Ms. Camara’s case demonstrates that creating a “sustainable” economy is not as easy as some people might think. Lots of moving parts are involved and when any one of them goes missing, the process breaks down. Fortunately, that wasn’t the end of the story. The Guinea government provided the village with new seed and is encouraging them to continue growing it. The government is also providing seed throughout much of the rest of the country.

“Despite the challenges, the new rices spread farther in Guinea than in any other country, covering 16 percent of the area under rice production — progress credited to the commitment of civil servants and the enthusiasm of the political elite. But the rice seeds could have reached many more farmers if they knew about them and were able to buy them, researchers say. Guinean officials complained that rich countries had not invested enough in agriculture. But Tareke Berhe, an agronomist who represented Sasakawa-Global 2000 in Guinea from 1996 to 2004, said the government should have spent more on agricultural fundamentals. Guinea is rich in resources but has been plagued by corruption and ruled for more than two decades by the autocratic leader Lansana Conté. ‘Guinea doesn’t have to depend on anybody,’ Mr. Berhe said. ‘It’s a rich country in every way. It has diamonds, gold, bauxite. It has forestry products, lumber. It has a long coastline with fisheries.’ Meanwhile, the people make do. After a grueling afternoon threshing rice last year, Ms. Camara sat in front of her mud hut with her baby boy on her lap. She had earlier spoken lyrically about farming when surrounded by women, but grew silent in the presence of her elder brother-in-law, Aboubacar Oularé, 40, a community health worker. In measured tones, Mr. Oularé explained that the new rices made up only a small portion of what the villagers cultivated. Still, he credited the harvests with relieving the suffering of his illiterate sister-in-law and her family. And if the seeds spread, they could improve more lives.”
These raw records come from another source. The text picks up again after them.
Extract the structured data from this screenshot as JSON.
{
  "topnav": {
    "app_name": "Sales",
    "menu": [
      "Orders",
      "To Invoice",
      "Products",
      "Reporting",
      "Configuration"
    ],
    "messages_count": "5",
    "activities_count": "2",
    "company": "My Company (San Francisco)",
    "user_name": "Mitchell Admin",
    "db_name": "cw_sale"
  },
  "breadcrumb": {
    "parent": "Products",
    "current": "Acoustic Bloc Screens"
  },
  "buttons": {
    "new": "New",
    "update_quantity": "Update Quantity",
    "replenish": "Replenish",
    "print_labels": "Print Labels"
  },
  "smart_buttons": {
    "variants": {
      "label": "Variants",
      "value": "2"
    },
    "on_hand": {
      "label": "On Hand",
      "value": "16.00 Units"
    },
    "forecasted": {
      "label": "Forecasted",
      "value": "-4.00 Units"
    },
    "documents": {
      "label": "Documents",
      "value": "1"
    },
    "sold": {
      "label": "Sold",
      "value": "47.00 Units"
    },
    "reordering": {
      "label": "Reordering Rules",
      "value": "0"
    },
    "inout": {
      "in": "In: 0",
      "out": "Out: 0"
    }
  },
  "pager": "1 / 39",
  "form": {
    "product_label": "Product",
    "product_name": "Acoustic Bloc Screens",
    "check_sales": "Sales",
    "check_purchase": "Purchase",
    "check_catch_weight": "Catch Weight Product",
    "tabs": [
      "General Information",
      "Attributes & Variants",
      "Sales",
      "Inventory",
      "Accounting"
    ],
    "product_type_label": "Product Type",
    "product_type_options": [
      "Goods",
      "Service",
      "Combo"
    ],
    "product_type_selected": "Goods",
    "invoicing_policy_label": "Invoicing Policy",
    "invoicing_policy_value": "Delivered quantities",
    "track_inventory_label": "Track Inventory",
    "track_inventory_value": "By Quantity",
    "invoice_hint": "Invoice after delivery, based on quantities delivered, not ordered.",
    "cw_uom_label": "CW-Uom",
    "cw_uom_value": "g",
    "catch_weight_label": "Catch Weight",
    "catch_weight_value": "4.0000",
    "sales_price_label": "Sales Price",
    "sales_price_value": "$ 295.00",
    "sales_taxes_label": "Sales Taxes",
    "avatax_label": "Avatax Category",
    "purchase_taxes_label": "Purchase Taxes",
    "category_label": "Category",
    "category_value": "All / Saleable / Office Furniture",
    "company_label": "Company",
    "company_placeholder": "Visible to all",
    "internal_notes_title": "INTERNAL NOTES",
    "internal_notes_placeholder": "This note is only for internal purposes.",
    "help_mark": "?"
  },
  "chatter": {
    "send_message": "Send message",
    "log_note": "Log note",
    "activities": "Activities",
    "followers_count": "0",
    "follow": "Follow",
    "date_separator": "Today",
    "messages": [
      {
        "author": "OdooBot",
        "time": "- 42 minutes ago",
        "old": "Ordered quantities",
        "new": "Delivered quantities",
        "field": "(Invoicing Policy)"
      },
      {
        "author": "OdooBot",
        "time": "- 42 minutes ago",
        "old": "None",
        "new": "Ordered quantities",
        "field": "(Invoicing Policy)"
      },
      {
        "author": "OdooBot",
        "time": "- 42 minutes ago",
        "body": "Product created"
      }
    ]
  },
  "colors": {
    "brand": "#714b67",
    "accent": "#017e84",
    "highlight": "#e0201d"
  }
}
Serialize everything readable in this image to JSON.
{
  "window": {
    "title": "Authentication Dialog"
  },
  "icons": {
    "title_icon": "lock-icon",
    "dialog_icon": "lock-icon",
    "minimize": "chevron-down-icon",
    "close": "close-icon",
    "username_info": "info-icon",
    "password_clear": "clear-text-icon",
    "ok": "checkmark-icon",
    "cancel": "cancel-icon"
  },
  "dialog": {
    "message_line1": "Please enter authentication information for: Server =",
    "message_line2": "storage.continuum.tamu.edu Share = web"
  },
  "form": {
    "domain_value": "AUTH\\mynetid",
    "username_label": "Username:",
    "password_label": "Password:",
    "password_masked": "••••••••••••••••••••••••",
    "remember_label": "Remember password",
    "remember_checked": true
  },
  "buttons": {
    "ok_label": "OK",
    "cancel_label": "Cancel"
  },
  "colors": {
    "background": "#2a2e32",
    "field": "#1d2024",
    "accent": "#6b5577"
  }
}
Development is tough. It requires the combined efforts, best practices, and resources that can be applied to the challenge. At every turn development efforts face roadblocks, like corruption, disconnected economic sectors, and lack of vision. When one looks at the resources now available, both public and private, there has never been a better time to crack the code and make millions of people’s lives better. The key is coordination, cooperation, and collaboration.